The company takes the protection of its intellectual property seriously. It has more than 60 issued and pending patent applications, including one for "Method and Apparatus of Making Thin Semiconductor Sheets from Molten Material.”

Traditional wafer manufacturing involves melting down silicon into large blocks of crystalline silicon (ingots), which are then cut into bricks, polished and sliced into wafers. The slicing is particularly wasteful, with much of the raw material ground into dust. As much as half the silicon is wasted in addition to kilometres of diamond-edged cutting wire per block. The stages of this process are shown in Figure 1 below.

In contrast, 1366’s "Direct Wafer" process melts the top layer of silicon, then uses laser sensors to cool the layer, creating a hardened top piece that is then removed and cut to size to form the final wafer. Leftover trimmings are recycled back into the melting process. This process uses less energy and wastes less silicon, according to the company. BNEF has drawn up the diagram in Figure 2 based on what can be understood to be the company’s manufacturing process, as found in its 2014 patent. The process has otherwise not been disclosed.

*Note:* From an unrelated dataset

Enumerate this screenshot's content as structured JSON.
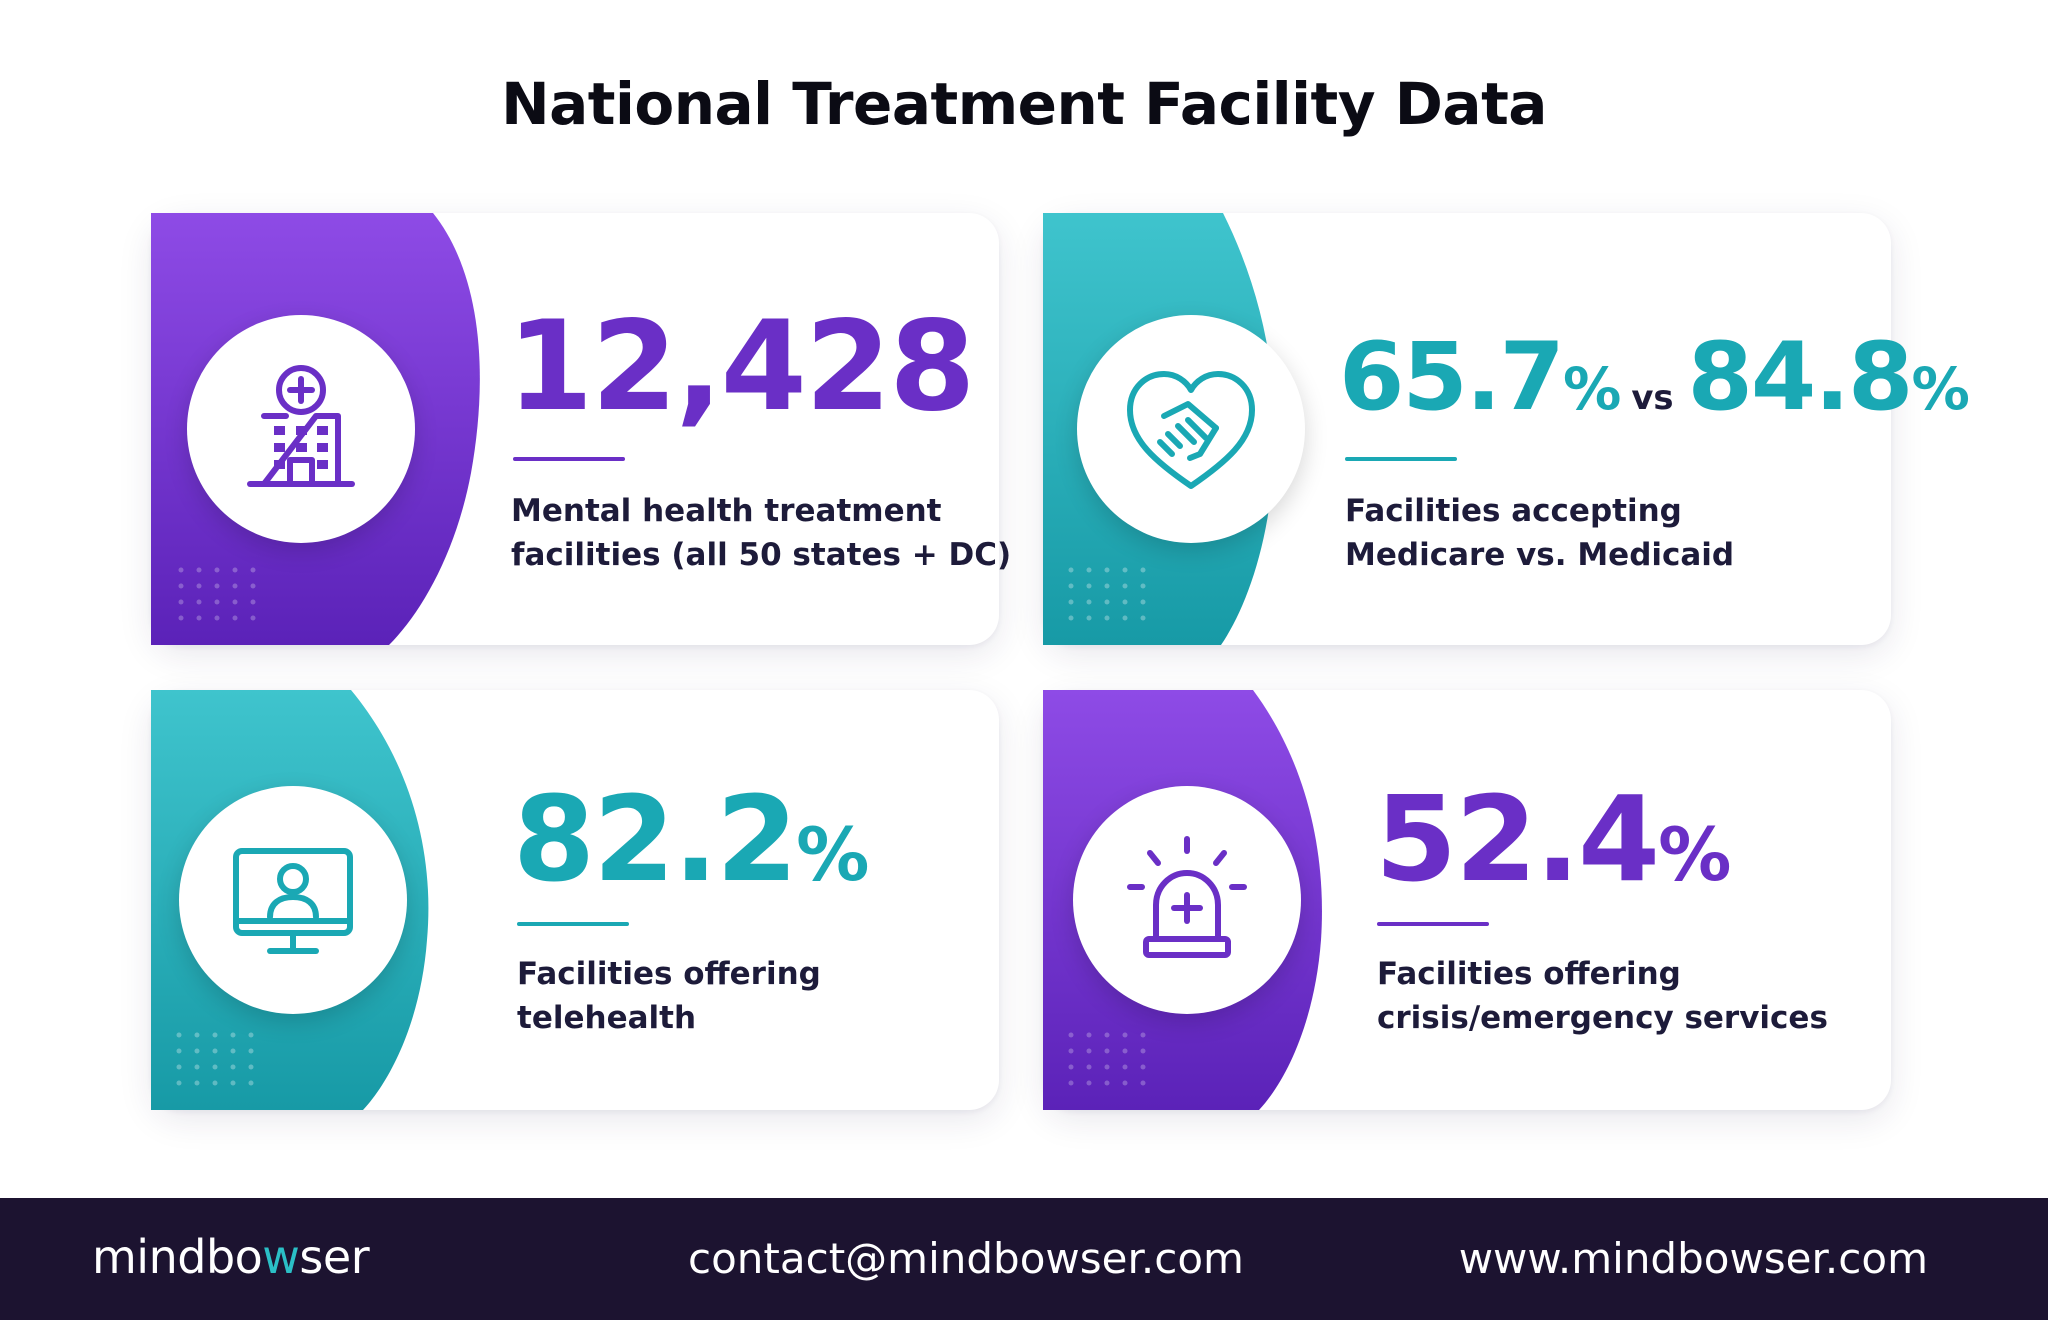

The molten polysilicon is held to the substrate by vacuum suction during less than 10 seconds of contact. Once the solidification reaches the desired thickness, the substrate is moved away from the melt, with the grown wafer attached. Gas pressure may then be applied to separate the wafer from the substrate, creating the final solar wafer in less than 10 seconds. (This process is deduced from the 1366 patent and hasn't been confirmed by the company).